What does this mean?
Per the Desk:
In a repo transaction, the Desk purchases securities from a counterparty subject to an agreement to resell the securities at a later date.
As the Fed announced, through the domestic Standing Repo Facility (SRF), they are willing to create up to $500 billion in order to buy securities such as US Treasurys or mortgage-backed securities (MBS) from primary dealers like JP Morgan Securities. The following day, the primary dealers will buy the security back, but at a higher price, which equates to an interest rate of 0.25 percent.
Whether it’s for emergency purposes or so the institution can think of a creative way to use the loan has yet to be seen. “Over time,” the facility is expected to be available to depository institutions.
It doesn’t end there!
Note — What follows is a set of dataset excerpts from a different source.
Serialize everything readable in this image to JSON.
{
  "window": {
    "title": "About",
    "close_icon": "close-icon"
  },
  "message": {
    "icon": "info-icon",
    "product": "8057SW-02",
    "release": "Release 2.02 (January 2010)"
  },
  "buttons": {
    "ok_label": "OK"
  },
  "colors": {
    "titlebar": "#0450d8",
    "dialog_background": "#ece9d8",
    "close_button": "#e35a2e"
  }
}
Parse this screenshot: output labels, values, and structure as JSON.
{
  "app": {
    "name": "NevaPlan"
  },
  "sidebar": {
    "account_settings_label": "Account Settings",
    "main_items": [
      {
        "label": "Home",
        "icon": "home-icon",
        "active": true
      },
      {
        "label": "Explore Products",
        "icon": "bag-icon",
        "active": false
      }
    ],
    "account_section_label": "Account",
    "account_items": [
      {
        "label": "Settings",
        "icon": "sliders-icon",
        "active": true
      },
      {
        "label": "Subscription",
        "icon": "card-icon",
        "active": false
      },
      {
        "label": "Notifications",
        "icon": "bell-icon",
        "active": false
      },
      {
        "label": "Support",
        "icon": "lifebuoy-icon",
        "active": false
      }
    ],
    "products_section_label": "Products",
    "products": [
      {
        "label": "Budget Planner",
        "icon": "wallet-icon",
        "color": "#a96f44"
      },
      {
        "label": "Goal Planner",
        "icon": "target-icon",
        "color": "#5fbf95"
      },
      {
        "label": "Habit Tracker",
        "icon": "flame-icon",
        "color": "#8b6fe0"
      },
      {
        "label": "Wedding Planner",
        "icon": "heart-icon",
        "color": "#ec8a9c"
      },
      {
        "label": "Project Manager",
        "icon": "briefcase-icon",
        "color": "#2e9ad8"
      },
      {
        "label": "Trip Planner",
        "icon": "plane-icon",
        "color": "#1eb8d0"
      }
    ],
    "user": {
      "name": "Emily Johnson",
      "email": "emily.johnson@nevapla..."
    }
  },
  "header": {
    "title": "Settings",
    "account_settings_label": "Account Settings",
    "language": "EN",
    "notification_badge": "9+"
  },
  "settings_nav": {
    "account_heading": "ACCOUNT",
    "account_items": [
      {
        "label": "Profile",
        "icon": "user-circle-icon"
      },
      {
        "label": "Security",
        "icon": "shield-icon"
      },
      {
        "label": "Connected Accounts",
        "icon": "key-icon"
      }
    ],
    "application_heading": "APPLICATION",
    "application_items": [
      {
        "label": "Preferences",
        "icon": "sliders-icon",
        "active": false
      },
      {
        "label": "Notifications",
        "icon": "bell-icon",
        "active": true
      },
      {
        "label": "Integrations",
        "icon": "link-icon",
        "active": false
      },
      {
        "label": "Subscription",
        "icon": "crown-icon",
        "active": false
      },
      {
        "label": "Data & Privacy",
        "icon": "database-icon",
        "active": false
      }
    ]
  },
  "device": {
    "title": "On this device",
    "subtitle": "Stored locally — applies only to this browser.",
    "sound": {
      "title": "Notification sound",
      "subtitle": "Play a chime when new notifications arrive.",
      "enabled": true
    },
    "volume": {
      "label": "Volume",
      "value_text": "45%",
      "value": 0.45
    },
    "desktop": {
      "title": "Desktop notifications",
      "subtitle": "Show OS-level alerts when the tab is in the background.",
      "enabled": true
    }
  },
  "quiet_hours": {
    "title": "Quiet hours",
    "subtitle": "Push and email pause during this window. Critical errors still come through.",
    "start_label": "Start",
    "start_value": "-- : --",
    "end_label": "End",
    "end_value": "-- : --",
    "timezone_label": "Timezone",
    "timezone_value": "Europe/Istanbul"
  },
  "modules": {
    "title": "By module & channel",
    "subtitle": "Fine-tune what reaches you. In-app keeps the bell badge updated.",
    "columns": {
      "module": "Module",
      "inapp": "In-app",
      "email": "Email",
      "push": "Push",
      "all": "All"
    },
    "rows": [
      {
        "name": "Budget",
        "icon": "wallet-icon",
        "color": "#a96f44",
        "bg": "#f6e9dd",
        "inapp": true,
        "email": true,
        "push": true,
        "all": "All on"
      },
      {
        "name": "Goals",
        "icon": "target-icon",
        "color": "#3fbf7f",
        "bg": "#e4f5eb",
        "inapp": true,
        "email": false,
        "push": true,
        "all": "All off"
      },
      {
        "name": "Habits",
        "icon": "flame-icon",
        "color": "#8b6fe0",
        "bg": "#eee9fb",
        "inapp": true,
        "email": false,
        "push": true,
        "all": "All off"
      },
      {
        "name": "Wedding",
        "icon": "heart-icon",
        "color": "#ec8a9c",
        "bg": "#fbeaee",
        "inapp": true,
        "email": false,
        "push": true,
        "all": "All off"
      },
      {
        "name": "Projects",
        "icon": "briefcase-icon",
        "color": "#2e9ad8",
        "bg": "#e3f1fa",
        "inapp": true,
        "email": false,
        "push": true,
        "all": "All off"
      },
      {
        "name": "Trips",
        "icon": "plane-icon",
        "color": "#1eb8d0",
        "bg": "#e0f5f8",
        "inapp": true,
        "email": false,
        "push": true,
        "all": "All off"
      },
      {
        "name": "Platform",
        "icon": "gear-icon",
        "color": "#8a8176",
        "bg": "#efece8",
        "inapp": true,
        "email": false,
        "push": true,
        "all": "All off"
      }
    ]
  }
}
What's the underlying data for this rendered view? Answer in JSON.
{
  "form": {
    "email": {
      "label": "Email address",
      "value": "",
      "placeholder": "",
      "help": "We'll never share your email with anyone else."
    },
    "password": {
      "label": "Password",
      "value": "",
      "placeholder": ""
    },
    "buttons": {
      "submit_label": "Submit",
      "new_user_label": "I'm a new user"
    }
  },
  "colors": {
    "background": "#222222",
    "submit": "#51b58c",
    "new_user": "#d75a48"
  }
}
A second facility was announced under similar terms, but offered to “Foreign and International Monetary Authorities” (FIMA), which encompasses “foreign central bank and international accounts maintained at a Federal Reserve Bank.” The limit for each counterparty who takes the Fed’s offer is $60 billion, whereas no cap per counterparty was specified for the SRF.
The newly announced SRF and FIMA repo facilities are not to be confused with reverse repos, which are similar but follow the opposite arrangement, as the Desk explains:
the Desk sells securities to a counterparty subject to an agreement to repurchase the securities at a later date.
In a reverse repo (RRP), firms are in effect lending money to the Fed and currently making 0.05 percent for their service. The volume of RRPs that primary dealers are currently utilizing has now surpassed $1 trillion.
There are various explanations for why the Fed might want to engage in repo transactions, but the explanation offered in the press release was:
These facilities will serve as backstops in money markets to support the effective implementation of monetary policy and smooth market functioning.
Chair Jerome Powell echoed the statement when asked about the new facilities in his latest address:
So it really is a backstop … it’s there to help address pressures in money markets—money markets that could impede the effective implementation of monetary policy. So, really, it’s to support the function of—functioning of monetary policy and its effectiveness.
The repetitive nature of Powell’s speech as he echoed the press release doesn’t offer much comfort. Given the recession has long passed, and anything cataclysmic like a bank failure doesn’t seem to be on the Fed’s radar, it’s unfortunate they’ve given the public little more than the “smooth market function” rationale. Hollow phrases have the ability to permit every action by the Fed, but in no way do they constitute an explanation based on economic theory.
As for the reverse repo facilities of $1 trillion a day, these overnight, nearly risk-free and lucrative trades deserve some reflection. But can anyone blame an institution for making what practically amounts to “free money” by lending to the Fed? Of course, they’ll never explain it as such. Rather, Powell says:
[S]o we think it’s doing what it’s supposed to do, what we expect of it to do, which is to help provide a floor for money market rates and help ensure that the federal funds rate stays within the target range.
Therefore, it’s important the wealthiest institutions in the world lend $1 trillion to the central bank for overnight lending, quite possibly with money they created out of thin air itself, in order to keep rates in the appropriate range, says the Fed.
Domestic repos, international repos, and reverse repos; once the financial schemes are invented, they have a habit of never going away. On top of that, they continually reinvent themselves in new and interesting ways, while the dollar amounts continue to increase ever so steadily … As of this writing, no plan of winding down these facilities has been noted.